Accurate home appraisals are key not only to attaining mortgage financing but also to establishing the level of equity in a homeowner's property.

Having previously shown that in-person appraisals are subject to bias and discrimination [1], research associates at the Urban Institute recently conducted a study in an effort to understand how automated home appraisals—which have gained in use with the COVID-19 pandemic—are working for various racial groups.

They say the data when analyzed shows that automated home valuation technology errors disproportionately affect residents of majority-Black neighborhoods.

"Automated valuation models (AVMs) are a type of financial technology that can be an alternative or supplement to in-person appraisals," explain UI fellows Michael Neal, Linna Zhu, and Caitlin Young, who authored the report. "Many lenders use AVMs as part of their lending decision process. AVMs apply mathematical algorithms to a database of housing activity, including sales transactions, to calculate a home’s value. Hypothetically, by limiting the human assessment element and potential racial bias, AVMs could provide a more accurate picture of a home’s value in majority-Black neighborhoods, which could hold promise for closing the racial wealth gap."

Digging into data from Atlanta, Memphis, and Washington, DC, the authors set out to determine if and how AVMs contribute to racial disparities in home value estimates. The researchers studied the accuracy of AVMs in majority-Black neighborhoods relative to majority-white neighborhoods by comparing the AVM estimate with the actual sales price.

The researchers initially found the magnitude of AVM error was larger in majority-white neighborhoods, however, upon adjusting for the sales price, which is lower in majority-Black neighborhoods, they discovered that the percentage magnitude of error was greater in majority-Black neighborhoods.

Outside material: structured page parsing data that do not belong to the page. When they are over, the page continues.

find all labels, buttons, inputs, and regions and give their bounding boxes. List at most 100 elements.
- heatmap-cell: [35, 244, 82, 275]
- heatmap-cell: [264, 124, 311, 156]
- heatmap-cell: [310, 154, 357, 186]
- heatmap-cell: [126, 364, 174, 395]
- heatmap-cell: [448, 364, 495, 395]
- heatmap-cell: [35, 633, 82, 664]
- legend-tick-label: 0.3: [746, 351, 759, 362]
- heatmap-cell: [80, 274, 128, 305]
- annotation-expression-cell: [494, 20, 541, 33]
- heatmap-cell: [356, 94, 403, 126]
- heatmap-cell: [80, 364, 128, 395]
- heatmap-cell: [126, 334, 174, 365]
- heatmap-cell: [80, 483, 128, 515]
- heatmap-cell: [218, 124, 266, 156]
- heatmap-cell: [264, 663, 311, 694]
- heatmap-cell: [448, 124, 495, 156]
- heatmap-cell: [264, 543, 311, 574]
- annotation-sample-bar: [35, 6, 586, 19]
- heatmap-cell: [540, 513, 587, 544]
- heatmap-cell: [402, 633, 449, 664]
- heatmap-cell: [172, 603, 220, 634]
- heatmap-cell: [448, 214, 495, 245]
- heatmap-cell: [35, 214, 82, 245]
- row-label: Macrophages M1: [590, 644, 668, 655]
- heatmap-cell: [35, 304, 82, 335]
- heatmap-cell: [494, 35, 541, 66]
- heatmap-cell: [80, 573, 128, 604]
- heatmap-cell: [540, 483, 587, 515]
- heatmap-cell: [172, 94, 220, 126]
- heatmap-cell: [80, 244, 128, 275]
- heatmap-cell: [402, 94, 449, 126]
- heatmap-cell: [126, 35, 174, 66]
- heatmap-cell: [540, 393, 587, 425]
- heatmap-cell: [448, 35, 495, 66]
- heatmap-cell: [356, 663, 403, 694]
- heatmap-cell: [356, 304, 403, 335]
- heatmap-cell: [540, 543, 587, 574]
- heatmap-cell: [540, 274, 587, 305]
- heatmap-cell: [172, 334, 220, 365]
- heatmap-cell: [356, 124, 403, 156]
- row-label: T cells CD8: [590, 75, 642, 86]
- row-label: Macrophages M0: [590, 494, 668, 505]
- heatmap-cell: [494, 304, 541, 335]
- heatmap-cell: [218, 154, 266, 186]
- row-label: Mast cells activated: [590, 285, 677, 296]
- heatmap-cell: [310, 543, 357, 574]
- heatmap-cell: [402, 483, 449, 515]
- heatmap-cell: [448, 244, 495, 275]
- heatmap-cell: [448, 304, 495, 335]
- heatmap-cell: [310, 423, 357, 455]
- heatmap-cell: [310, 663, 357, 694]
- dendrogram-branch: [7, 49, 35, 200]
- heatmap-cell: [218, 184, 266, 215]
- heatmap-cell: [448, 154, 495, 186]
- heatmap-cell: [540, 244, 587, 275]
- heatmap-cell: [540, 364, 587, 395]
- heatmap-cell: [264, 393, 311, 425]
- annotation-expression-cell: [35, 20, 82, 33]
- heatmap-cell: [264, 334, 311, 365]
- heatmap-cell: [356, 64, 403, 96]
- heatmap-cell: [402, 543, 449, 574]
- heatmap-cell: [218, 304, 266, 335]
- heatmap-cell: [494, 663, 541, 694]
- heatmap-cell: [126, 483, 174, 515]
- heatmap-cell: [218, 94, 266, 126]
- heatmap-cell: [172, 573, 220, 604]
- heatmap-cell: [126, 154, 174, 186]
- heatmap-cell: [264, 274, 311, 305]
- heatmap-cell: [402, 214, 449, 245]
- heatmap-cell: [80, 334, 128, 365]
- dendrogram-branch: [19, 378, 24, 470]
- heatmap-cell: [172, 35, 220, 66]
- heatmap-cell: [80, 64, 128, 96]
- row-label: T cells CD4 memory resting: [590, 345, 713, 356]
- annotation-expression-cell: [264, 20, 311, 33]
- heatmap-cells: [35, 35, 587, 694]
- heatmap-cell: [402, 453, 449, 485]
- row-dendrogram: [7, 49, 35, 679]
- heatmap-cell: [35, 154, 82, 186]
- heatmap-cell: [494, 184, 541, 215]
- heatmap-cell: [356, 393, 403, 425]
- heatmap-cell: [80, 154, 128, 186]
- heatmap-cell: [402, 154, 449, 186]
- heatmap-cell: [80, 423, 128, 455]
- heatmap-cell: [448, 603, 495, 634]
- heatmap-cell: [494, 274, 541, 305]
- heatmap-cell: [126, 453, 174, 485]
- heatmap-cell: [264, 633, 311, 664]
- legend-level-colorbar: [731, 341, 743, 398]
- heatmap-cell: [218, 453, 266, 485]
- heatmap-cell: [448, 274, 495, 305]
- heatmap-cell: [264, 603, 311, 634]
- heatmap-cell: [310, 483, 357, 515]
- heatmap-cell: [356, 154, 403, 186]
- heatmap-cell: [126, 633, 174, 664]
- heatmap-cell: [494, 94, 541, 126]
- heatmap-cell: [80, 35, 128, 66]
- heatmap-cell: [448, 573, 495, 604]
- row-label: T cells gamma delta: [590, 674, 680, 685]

"That means the absolute dollar-value error might be less in these neighborhoods, but the proportional size of the error is larger because the average home price in majority-Black neighborhoods is much lower," the authors noted. "For example, the percentage difference between a $100,000 AVM estimate and a $115,000 sales price (15 percent) is higher than the percentage difference between a $400,000 AVM estimate and a $415,000 sales price (4 percent), even though the absolute difference ($15,000) is the same."